Molecular cloning of the Notophthalmus viridescens radical fringe cDNA and characterization of its expression during forelimb development and adult forelimb regeneration

Larval and adult newts provide important experimental models to study limb development and regeneration. These animals have exceptional ability to regenerate their appendages, as well as other vital structures. Our research examines the role of the fringe gene (fng) in the developing and regenerating adult newt forelimb. Fringe codes for a secretory protein. It was first discovered in Drosophila, and later homologues were isolated in Xenopus laevis, chick and mouse. This gene has been highly conserved throughout evolution, indicating its crucial role in vertebrate and invertebrate development. We have isolated, cloned, and sequenced the full length of the Notophthalmus viridescens radical fringe cDNA (nrFng) by screening a newt forelimb blastema cDNA library with a 500‐bp fragment of the Xenopus lunatic fringe cDNA. The newt fringe cDNA codes for a 396 amino acid protein with a predicted N‐terminal signal sequence. Newt fringe shows high homology with radical fringe homologues of many species. Whole mount mRNA in situ hybridization on several stages of newt limb development reveals that nrFng is first expressed in the limb field, with intense expression as the limb bud develops.
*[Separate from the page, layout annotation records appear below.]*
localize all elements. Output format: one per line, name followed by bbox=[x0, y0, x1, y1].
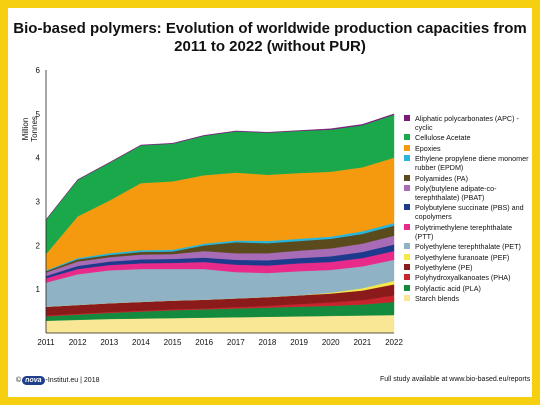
legend-swatch bbox=[404, 144, 410, 151]
legend-label: Epoxies bbox=[415, 143, 441, 153]
legend-item: Polybutylene succinate (PBS) and copolym… bbox=[404, 203, 532, 221]
legend-swatch bbox=[404, 274, 410, 281]
legend-label: Polyethylene terephthalate (PET) bbox=[415, 242, 521, 252]
x-tick-label-2022: 2022 bbox=[385, 338, 403, 347]
legend-label: Cellulose Acetate bbox=[415, 133, 471, 143]
x-tick-label-2012: 2012 bbox=[69, 338, 87, 347]
x-tick-label-2020: 2020 bbox=[322, 338, 340, 347]
legend-swatch bbox=[404, 204, 410, 211]
legend-item: Ethylene propylene diene monomer rubber … bbox=[404, 154, 532, 172]
x-tick-label-2015: 2015 bbox=[164, 338, 182, 347]
copyright-mark: © bbox=[16, 377, 22, 384]
legend-label: Poly(butylene adipate-co-terephthalate) … bbox=[415, 183, 497, 202]
x-tick-label-2021: 2021 bbox=[353, 338, 371, 347]
x-tick-label-2017: 2017 bbox=[227, 338, 245, 347]
legend-label: Polybutylene succinate (PBS) and copolym… bbox=[415, 203, 524, 222]
legend-swatch bbox=[404, 155, 410, 162]
y-tick-label-4: 4 bbox=[36, 154, 41, 163]
y-tick-label-2: 2 bbox=[36, 241, 41, 250]
footer-study-link: Full study available at www.bio-based.eu… bbox=[380, 376, 531, 383]
legend-swatch bbox=[404, 253, 410, 260]
y-tick-label-3: 3 bbox=[36, 198, 41, 207]
legend-swatch bbox=[404, 295, 410, 302]
x-tick-label-2014: 2014 bbox=[132, 338, 150, 347]
legend-label: Aliphatic polycarbonates (APC) - cyclic bbox=[415, 114, 519, 132]
area-series-13 bbox=[45, 113, 395, 221]
x-tick-label-2018: 2018 bbox=[259, 338, 277, 347]
chart-card: Bio-based polymers: Evolution of worldwi… bbox=[8, 8, 532, 397]
legend-label: Polytrimethylene terephthalate (PTT) bbox=[415, 222, 513, 241]
y-tick-label-6: 6 bbox=[36, 66, 41, 75]
legend-label: Polyethylene furanoate (PEF) bbox=[415, 252, 510, 262]
legend-label: Polyethylene (PE) bbox=[415, 262, 473, 272]
footer-left: © nova -Institut.eu | 2018 bbox=[16, 376, 99, 385]
legend-label: Polylactic acid (PLA) bbox=[415, 283, 481, 293]
chart-title: Bio-based polymers: Evolution of worldwi… bbox=[13, 20, 527, 55]
legend-item: Polyamides (PA) bbox=[404, 174, 532, 183]
legend-label: Polyhydroxyalkanoates (PHA) bbox=[415, 273, 511, 283]
y-tick-label-5: 5 bbox=[36, 110, 41, 119]
legend-label: Polyamides (PA) bbox=[415, 173, 468, 183]
legend-item: Poly(butylene adipate-co-terephthalate) … bbox=[404, 184, 532, 202]
legend-swatch bbox=[404, 263, 410, 270]
legend-swatch bbox=[404, 174, 410, 181]
legend-item: Cellulose Acetate bbox=[404, 133, 532, 142]
x-tick-label-2011: 2011 bbox=[37, 338, 55, 347]
legend-swatch bbox=[404, 115, 410, 121]
legend-item: Starch blends bbox=[404, 294, 532, 303]
footer-credit: -Institut.eu | 2018 bbox=[45, 377, 100, 384]
legend-item: Polyethylene furanoate (PEF) bbox=[404, 253, 532, 262]
legend-item: Polyethylene terephthalate (PET) bbox=[404, 242, 532, 251]
nova-logo: nova bbox=[22, 376, 45, 385]
legend-item: Polyhydroxyalkanoates (PHA) bbox=[404, 273, 532, 282]
legend-swatch bbox=[404, 184, 410, 191]
chart-legend: Aliphatic polycarbonates (APC) - cyclic C… bbox=[404, 114, 532, 304]
x-tick-label-2016: 2016 bbox=[195, 338, 213, 347]
area-chart: 1 2 3 4 5 6 2011 2012 2013 2014 2015 2016 2017 2018 20… bbox=[36, 66, 404, 347]
legend-swatch bbox=[404, 134, 410, 141]
legend-label: Starch blends bbox=[415, 294, 459, 304]
legend-item: Polyethylene (PE) bbox=[404, 263, 532, 272]
legend-swatch bbox=[404, 284, 410, 291]
legend-item: Polylactic acid (PLA) bbox=[404, 284, 532, 293]
legend-item: Epoxies bbox=[404, 144, 532, 153]
x-tick-label-2019: 2019 bbox=[290, 338, 308, 347]
legend-swatch bbox=[404, 223, 410, 230]
legend-label: Ethylene propylene diene monomer rubber … bbox=[415, 154, 529, 173]
y-tick-label-1: 1 bbox=[36, 285, 41, 294]
legend-swatch bbox=[404, 243, 410, 250]
x-tick-label-2013: 2013 bbox=[100, 338, 118, 347]
legend-item: Aliphatic polycarbonates (APC) - cyclic bbox=[404, 114, 532, 132]
legend-item: Polytrimethylene terephthalate (PTT) bbox=[404, 223, 532, 241]
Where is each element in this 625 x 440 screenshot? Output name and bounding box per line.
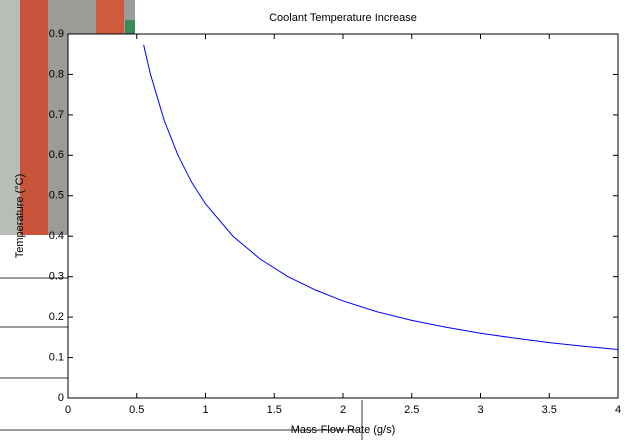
x-tick-label: 1.5	[267, 404, 282, 416]
x-tick-label: 2.5	[404, 404, 419, 416]
y-tick-label: 0.7	[49, 109, 64, 121]
x-tick-label: 4	[615, 404, 621, 416]
chart-title: Coolant Temperature Increase	[269, 12, 417, 24]
x-tick-label: 2	[340, 404, 346, 416]
x-tick-label: 3.5	[542, 404, 557, 416]
y-tick-label: 0.5	[49, 190, 64, 202]
x-tick-label: 0	[65, 404, 71, 416]
data-line	[143, 44, 619, 350]
y-tick-label: 0.6	[49, 149, 64, 161]
background-lines	[0, 277, 363, 440]
y-tick-label: 0.3	[49, 271, 64, 283]
y-tick-label: 0.2	[49, 311, 64, 323]
x-tick-label: 0.5	[129, 404, 144, 416]
y-tick-label: 0.9	[49, 28, 64, 40]
x-axis-label: Mass-Flow Rate (g/s)	[291, 424, 396, 436]
plot-area	[67, 33, 619, 399]
x-tick-label: 3	[477, 404, 483, 416]
y-tick-label: 0	[58, 392, 64, 404]
x-tick-label: 1	[202, 404, 208, 416]
y-axis-label: Temperature (°C)	[14, 174, 26, 258]
y-tick-label: 0.8	[49, 68, 64, 80]
y-tick-label: 0.1	[49, 351, 64, 363]
y-tick-label: 0.4	[49, 230, 64, 242]
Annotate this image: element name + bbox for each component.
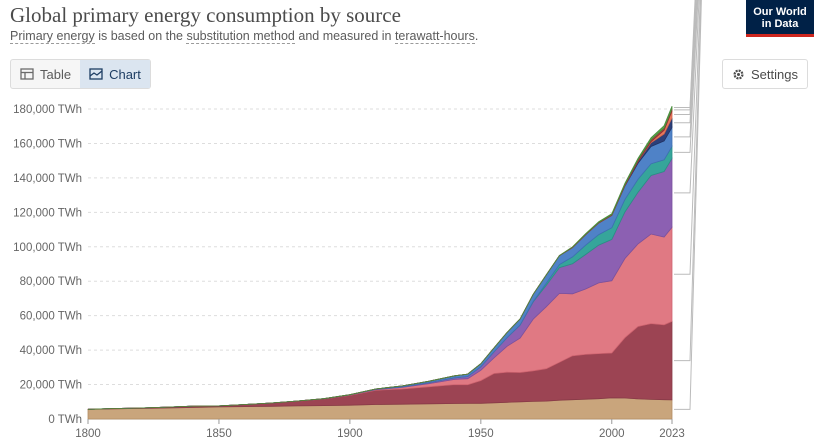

However, gene expression diminishes with more advanced digit development. A significant role in adult forelimb regeneration is also evident, as we isolated the cDNA from a regeneration–specific library and found it highly expressed during the regenerative phases of active cell division and then down regulated at sites undergoing differentiation and morphogenesis. Dev Dyn 1999;214:259–268. © 1999 Wiley‐Liss, Inc.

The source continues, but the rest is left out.